しかし前半12分、ハーフライン付近でマイボールのラインアウトから流れを作り、伊吹央(経3・慶應)が敵陣深くまで進めると、山本大悟(環3・常翔学園)、中野誠章(文1・桐蔭学園)とパスを繋げ、最後は主将・中山大暉(環4・桐蔭学園)がトライを決めた。1トライ差を追いかける慶大は21分、筑波大のキックを大川竜輝(理3・慶應)と中野誠章(文1・桐蔭学園)が2人がかりでチャージに行き成功すると、それを拾ったスクラムハーフ・橋本弾介(法3・慶應)から流れを作る。右サイド深くに今野が切り込むと、そこから上手くサイドを使い倒されながらもパスを繋げて最後は渡邉匠(商4・川越東)が仕留めた。
今野椋平(環3・桐蔭学園)のコンバージョンも決まり追いついた慶大だったが、まだまだ勢いは止まらない。28分には筑波大ボールでのスクラムからリスタートしボールをまわされると、田沼英哲(総4・國學院久我山)の強烈なタックルで相手を倒し中矢健太(総4・大阪桐蔭)がジャッカル。まさに筑波大を食らうかのような見事なジャッカルできっかけを作ると、その流れでラインアウトからモールを形成し、ぞろぞろとドライビング。インゴール直前まで慶大ペースで運転し、最後は中山が飛び込むようにしてトライを決めた。今野は5mラインより外側の厳しい角度からのコンバージョンを華麗に決めて見せ、2トライ差を追いかけていた慶大はついに逆転し、前半30分を経過した時点で21-14と、今度は1トライ差をつけ優勢となった。そしてその直後に組んだスクラムではついに筑波大がコラプシング。スクラムで力の強さを見せつけた慶大は前半も終了に近い37分、敵陣22mライン内でマイボールのラインアウトからモールを作ると、そのまま力で押し切りこれもまた主将・中山がトライ。

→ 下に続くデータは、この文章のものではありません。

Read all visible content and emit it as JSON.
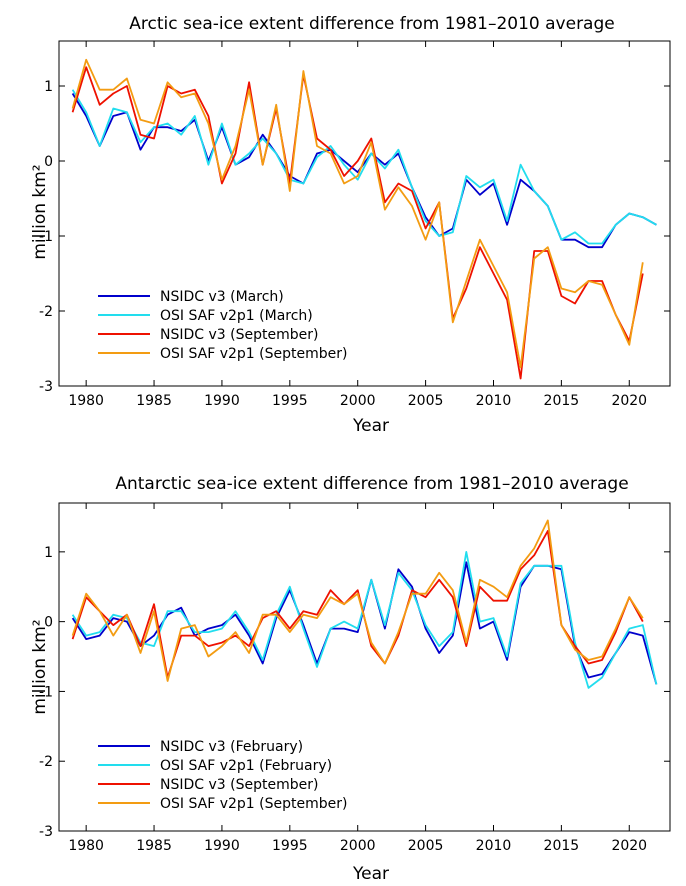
{
  "chart_data": [
    {
      "type": "line",
      "title": "Arctic sea-ice extent difference from 1981–2010 average",
      "xlabel": "Year",
      "ylabel": "million km²",
      "xlim": [
        1978,
        2023
      ],
      "ylim": [
        -3,
        1.6
      ],
      "x_ticks": [
        1980,
        1985,
        1990,
        1995,
        2000,
        2005,
        2010,
        2015,
        2020
      ],
      "y_ticks": [
        -3,
        -2,
        -1,
        0,
        1
      ],
      "legend_position": "lower-left",
      "series": [
        {
          "name": "NSIDC v3 (March)",
          "color": "#0000cc",
          "x": [
            1979,
            1980,
            1981,
            1982,
            1983,
            1984,
            1985,
            1986,
            1987,
            1988,
            1989,
            1990,
            1991,
            1992,
            1993,
            1994,
            1995,
            1996,
            1997,
            1998,
            1999,
            2000,
            2001,
            2002,
            2003,
            2004,
            2005,
            2006,
            2007,
            2008,
            2009,
            2010,
            2011,
            2012,
            2013,
            2014,
            2015,
            2016,
            2017,
            2018,
            2019,
            2020,
            2021,
            2022
          ],
          "y": [
            0.9,
            0.6,
            0.2,
            0.6,
            0.65,
            0.15,
            0.45,
            0.45,
            0.4,
            0.55,
            0.0,
            0.45,
            -0.05,
            0.05,
            0.35,
            0.1,
            -0.2,
            -0.3,
            0.1,
            0.15,
            0.0,
            -0.15,
            0.1,
            -0.05,
            0.1,
            -0.35,
            -0.75,
            -1.0,
            -0.9,
            -0.25,
            -0.45,
            -0.3,
            -0.85,
            -0.25,
            -0.4,
            -0.6,
            -1.05,
            -1.05,
            -1.15,
            -1.15,
            -0.85,
            -0.7,
            -0.75,
            -0.85
          ]
        },
        {
          "name": "OSI SAF v2p1 (March)",
          "color": "#22ddee",
          "x": [
            1979,
            1980,
            1981,
            1982,
            1983,
            1984,
            1985,
            1986,
            1987,
            1988,
            1989,
            1990,
            1991,
            1992,
            1993,
            1994,
            1995,
            1996,
            1997,
            1998,
            1999,
            2000,
            2001,
            2002,
            2003,
            2004,
            2005,
            2006,
            2007,
            2008,
            2009,
            2010,
            2011,
            2012,
            2013,
            2014,
            2015,
            2016,
            2017,
            2018,
            2019,
            2020,
            2021,
            2022
          ],
          "y": [
            0.95,
            0.65,
            0.2,
            0.7,
            0.65,
            0.25,
            0.45,
            0.5,
            0.35,
            0.6,
            -0.05,
            0.5,
            -0.05,
            0.1,
            0.3,
            0.1,
            -0.25,
            -0.3,
            0.05,
            0.2,
            -0.05,
            -0.25,
            0.1,
            -0.1,
            0.15,
            -0.35,
            -0.8,
            -1.0,
            -0.95,
            -0.2,
            -0.35,
            -0.25,
            -0.8,
            -0.05,
            -0.4,
            -0.6,
            -1.05,
            -0.95,
            -1.1,
            -1.1,
            -0.85,
            -0.7,
            -0.75,
            -0.85
          ]
        },
        {
          "name": "NSIDC v3 (September)",
          "color": "#ee1100",
          "x": [
            1979,
            1980,
            1981,
            1982,
            1983,
            1984,
            1985,
            1986,
            1987,
            1988,
            1989,
            1990,
            1991,
            1992,
            1993,
            1994,
            1995,
            1996,
            1997,
            1998,
            1999,
            2000,
            2001,
            2002,
            2003,
            2004,
            2005,
            2006,
            2007,
            2008,
            2009,
            2010,
            2011,
            2012,
            2013,
            2014,
            2015,
            2016,
            2017,
            2018,
            2019,
            2020,
            2021
          ],
          "y": [
            0.65,
            1.25,
            0.75,
            0.9,
            1.0,
            0.35,
            0.3,
            1.0,
            0.9,
            0.95,
            0.6,
            -0.3,
            0.1,
            1.05,
            -0.05,
            0.7,
            -0.3,
            1.15,
            0.3,
            0.15,
            -0.2,
            0.0,
            0.3,
            -0.55,
            -0.3,
            -0.4,
            -0.9,
            -0.55,
            -2.1,
            -1.7,
            -1.15,
            -1.5,
            -1.85,
            -2.9,
            -1.2,
            -1.2,
            -1.8,
            -1.9,
            -1.6,
            -1.6,
            -2.05,
            -2.4,
            -1.5
          ]
        },
        {
          "name": "OSI SAF v2p1 (September)",
          "color": "#f39c12",
          "x": [
            1979,
            1980,
            1981,
            1982,
            1983,
            1984,
            1985,
            1986,
            1987,
            1988,
            1989,
            1990,
            1991,
            1992,
            1993,
            1994,
            1995,
            1996,
            1997,
            1998,
            1999,
            2000,
            2001,
            2002,
            2003,
            2004,
            2005,
            2006,
            2007,
            2008,
            2009,
            2010,
            2011,
            2012,
            2013,
            2014,
            2015,
            2016,
            2017,
            2018,
            2019,
            2020,
            2021
          ],
          "y": [
            0.7,
            1.35,
            0.95,
            0.95,
            1.1,
            0.55,
            0.5,
            1.05,
            0.85,
            0.9,
            0.5,
            -0.25,
            0.2,
            0.95,
            -0.05,
            0.75,
            -0.4,
            1.2,
            0.2,
            0.1,
            -0.3,
            -0.2,
            0.25,
            -0.65,
            -0.35,
            -0.6,
            -1.05,
            -0.55,
            -2.15,
            -1.6,
            -1.05,
            -1.4,
            -1.75,
            -2.75,
            -1.3,
            -1.15,
            -1.7,
            -1.75,
            -1.6,
            -1.65,
            -2.05,
            -2.45,
            -1.35
          ]
        }
      ]
    },
    {
      "type": "line",
      "title": "Antarctic sea-ice extent difference from 1981–2010 average",
      "xlabel": "Year",
      "ylabel": "million km²",
      "xlim": [
        1978,
        2023
      ],
      "ylim": [
        -3,
        1.7
      ],
      "x_ticks": [
        1980,
        1985,
        1990,
        1995,
        2000,
        2005,
        2010,
        2015,
        2020
      ],
      "y_ticks": [
        -3,
        -2,
        -1,
        0,
        1
      ],
      "legend_position": "lower-left",
      "series": [
        {
          "name": "NSIDC v3 (February)",
          "color": "#0000cc",
          "x": [
            1979,
            1980,
            1981,
            1982,
            1983,
            1984,
            1985,
            1986,
            1987,
            1988,
            1989,
            1990,
            1991,
            1992,
            1993,
            1994,
            1995,
            1996,
            1997,
            1998,
            1999,
            2000,
            2001,
            2002,
            2003,
            2004,
            2005,
            2006,
            2007,
            2008,
            2009,
            2010,
            2011,
            2012,
            2013,
            2014,
            2015,
            2016,
            2017,
            2018,
            2019,
            2020,
            2021,
            2022
          ],
          "y": [
            0.05,
            -0.25,
            -0.2,
            0.05,
            0.0,
            -0.35,
            -0.2,
            0.1,
            0.2,
            -0.2,
            -0.1,
            -0.05,
            0.1,
            -0.2,
            -0.6,
            0.05,
            0.45,
            -0.05,
            -0.6,
            -0.1,
            -0.1,
            -0.15,
            0.6,
            -0.1,
            0.75,
            0.5,
            -0.1,
            -0.45,
            -0.2,
            0.85,
            -0.1,
            0.0,
            -0.55,
            0.5,
            0.8,
            0.8,
            0.75,
            -0.35,
            -0.8,
            -0.75,
            -0.45,
            -0.15,
            -0.2,
            -0.9
          ]
        },
        {
          "name": "OSI SAF v2p1 (February)",
          "color": "#22ddee",
          "x": [
            1979,
            1980,
            1981,
            1982,
            1983,
            1984,
            1985,
            1986,
            1987,
            1988,
            1989,
            1990,
            1991,
            1992,
            1993,
            1994,
            1995,
            1996,
            1997,
            1998,
            1999,
            2000,
            2001,
            2002,
            2003,
            2004,
            2005,
            2006,
            2007,
            2008,
            2009,
            2010,
            2011,
            2012,
            2013,
            2014,
            2015,
            2016,
            2017,
            2018,
            2019,
            2020,
            2021,
            2022
          ],
          "y": [
            0.1,
            -0.2,
            -0.15,
            0.1,
            0.05,
            -0.3,
            -0.35,
            0.15,
            0.15,
            -0.15,
            -0.15,
            -0.1,
            0.15,
            -0.15,
            -0.55,
            0.1,
            0.5,
            -0.1,
            -0.65,
            -0.1,
            0.0,
            -0.1,
            0.6,
            -0.05,
            0.7,
            0.45,
            -0.05,
            -0.35,
            -0.15,
            1.0,
            0.0,
            0.05,
            -0.5,
            0.55,
            0.8,
            0.8,
            0.8,
            -0.3,
            -0.95,
            -0.8,
            -0.45,
            -0.1,
            -0.05,
            -0.9
          ]
        },
        {
          "name": "NSIDC v3 (September)",
          "color": "#ee1100",
          "x": [
            1979,
            1980,
            1981,
            1982,
            1983,
            1984,
            1985,
            1986,
            1987,
            1988,
            1989,
            1990,
            1991,
            1992,
            1993,
            1994,
            1995,
            1996,
            1997,
            1998,
            1999,
            2000,
            2001,
            2002,
            2003,
            2004,
            2005,
            2006,
            2007,
            2008,
            2009,
            2010,
            2011,
            2012,
            2013,
            2014,
            2015,
            2016,
            2017,
            2018,
            2019,
            2020,
            2021
          ],
          "y": [
            -0.25,
            0.35,
            0.15,
            -0.05,
            0.1,
            -0.35,
            0.25,
            -0.8,
            -0.2,
            -0.2,
            -0.35,
            -0.3,
            -0.2,
            -0.35,
            0.05,
            0.15,
            -0.1,
            0.15,
            0.1,
            0.45,
            0.25,
            0.45,
            -0.35,
            -0.6,
            -0.2,
            0.45,
            0.35,
            0.6,
            0.35,
            -0.35,
            0.5,
            0.3,
            0.3,
            0.75,
            0.95,
            1.3,
            -0.05,
            -0.35,
            -0.6,
            -0.55,
            -0.15,
            0.35,
            0.0
          ]
        },
        {
          "name": "OSI SAF v2p1 (September)",
          "color": "#f39c12",
          "x": [
            1979,
            1980,
            1981,
            1982,
            1983,
            1984,
            1985,
            1986,
            1987,
            1988,
            1989,
            1990,
            1991,
            1992,
            1993,
            1994,
            1995,
            1996,
            1997,
            1998,
            1999,
            2000,
            2001,
            2002,
            2003,
            2004,
            2005,
            2006,
            2007,
            2008,
            2009,
            2010,
            2011,
            2012,
            2013,
            2014,
            2015,
            2016,
            2017,
            2018,
            2019,
            2020,
            2021
          ],
          "y": [
            -0.2,
            0.4,
            0.15,
            -0.2,
            0.1,
            -0.45,
            0.15,
            -0.85,
            -0.1,
            -0.05,
            -0.5,
            -0.35,
            -0.15,
            -0.45,
            0.1,
            0.1,
            -0.15,
            0.1,
            0.05,
            0.35,
            0.25,
            0.4,
            -0.3,
            -0.6,
            -0.15,
            0.4,
            0.4,
            0.7,
            0.45,
            -0.3,
            0.6,
            0.5,
            0.35,
            0.8,
            1.05,
            1.45,
            -0.05,
            -0.4,
            -0.55,
            -0.5,
            -0.1,
            0.35,
            0.05
          ]
        }
      ]
    }
  ]
}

チームとしては4トライ目を決めた。このコンバージョンでは今野のキックはポストの右を行き、惜しくもゴールとはならず、26-14と12点差をつけて前半を終えた。
後半、敵陣で攻めたラグビーを続ける慶大は、22mラインを超えてからのスクラムで力の差を見せつけ度々相手の反則を誘い、少しずつ前進させていく。組み直すこと4回目のスクラムでようやく数的優位を作り出すと、左サイドで待つ今野、大川へと繋ぎ、最後は伊吹がダイビングトライを決めた。後半16分には右サイドのラインアウトからパスを繋げ、左サイドで冨永万作(商4・仙台第三)が左手でトライ。ここでなんと慶大は前半から含めて6連続トライとなり36-14と大差をつけた。そして19分にディフェンスの隙を突かれトライを奪われるが、23分、ゴールライン直前のラックから粘り勝って中矢がグラウンディング。今試合7個目のトライを決めた。小野澤のコンバージョンも決まり、43-21と2倍以上の点差をつけ余裕を見せた慶大だったが、とはいえまだ残り約17分ある。ここで筑波大が粘りを見せてきた。26分、右大外でラックが作られると、ディフェンスが手薄になった左側を軽いステップで越えられトライ。そして30分、33分と次々にトライを奪われ43-42まで迫られる。さらに気温が上がってきた日吉グラウンドで1点の優勢を必死に守る慶大だったが、筑波大も負けじと攻めてくる。残り時間をほとんど自陣でプレーする危ない展開が続き、そしてラストワンプレーとなったその時、悲劇は起きた。自陣で相手のゲインを強固なディフェンスで止める中、慶大は痛恨のペナルティ。1人がタックルで倒した上半身にほぼ抱き合う形で入った接触がハイタックルとみなされ、ミスとはなかなか言い難いペナルティであったが、不運にも戻された場所は自陣ゴールポストのほぼ正面。筑波大のペナルティゴールは真ん中に決まり、43-45で因縁の相手筑波大に苦杯を喫した。
(写真・取材:島森沙奈美、岩切太志、中村米我 記事:宇田川志乃)
以下、選手インタビュー
中山主将
ーー今日の試合を振り返っていかがでしたか
春のターゲットにしてきた筑波大学に逆転負けをしてしまい、非常に悔しく思います。
ですが、アタックやセットプレー等、通用する部分が多くあり、収穫が多い試合だったと思います。
ーー春季大会最終戦に向けて意気込みをお願いします
今週の大東文化大学に勝利し、春季大会Bリーグで優勝できるよう頑張ります。